Brussels, 25 May 2016.

The President of the European Economic and Social Committee

Georges DASSIS

(1)  In 2015, the G7 countries agreed that a complete decarbonisation of the global economy is needed over the course of this century and therefore a ‘transformation of the energy sectors by 2050’.

(2)  The Treaty establishing the European Coal and Steel Community was signed in Paris in 1951 and brought France Germany, Italy and the Benelux countries together in a Community with the aim of organising free movement of coal and steel and free access to sources of production. This treaty is the origin of the institutions as we know them today.
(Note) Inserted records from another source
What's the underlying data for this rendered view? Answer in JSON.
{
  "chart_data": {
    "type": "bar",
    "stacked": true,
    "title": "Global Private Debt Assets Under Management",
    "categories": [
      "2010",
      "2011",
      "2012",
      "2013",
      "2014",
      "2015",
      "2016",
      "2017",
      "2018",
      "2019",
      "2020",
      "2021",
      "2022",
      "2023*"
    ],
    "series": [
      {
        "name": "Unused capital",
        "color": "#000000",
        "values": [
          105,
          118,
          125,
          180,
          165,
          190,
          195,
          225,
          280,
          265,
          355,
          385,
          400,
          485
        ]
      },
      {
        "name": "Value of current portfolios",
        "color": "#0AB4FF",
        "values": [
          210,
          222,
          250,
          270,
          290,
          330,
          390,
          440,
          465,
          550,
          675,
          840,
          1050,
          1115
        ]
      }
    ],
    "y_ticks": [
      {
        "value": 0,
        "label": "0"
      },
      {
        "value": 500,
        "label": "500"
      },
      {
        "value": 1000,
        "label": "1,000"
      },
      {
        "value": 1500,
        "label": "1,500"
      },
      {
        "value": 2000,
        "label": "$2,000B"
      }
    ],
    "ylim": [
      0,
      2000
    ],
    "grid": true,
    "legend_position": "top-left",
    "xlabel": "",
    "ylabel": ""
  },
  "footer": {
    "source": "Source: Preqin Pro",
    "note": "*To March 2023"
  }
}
(3)  http://www.env-health.org/resources/press-releases/article/eur8-5-billion-in-health-costs

(4)  Greenpeace Report ‘End of an Era: Why every European country needs a coal phase-out plan’.

(5)  Eurocoal (2013) Coal industry across Europe, p. 20.

(6)  COM/2014/0330 final, 28.5.2014.

(7)  Eurostat figures 2013; published 2015.

(8)  ETUC Frontlines Briefing, October 2015, ‘Climate justice: Paris and beyond’.

(9)  European Energy Security, COM/2014/0330 final, 28.5.2014, Chapter 3, page 7.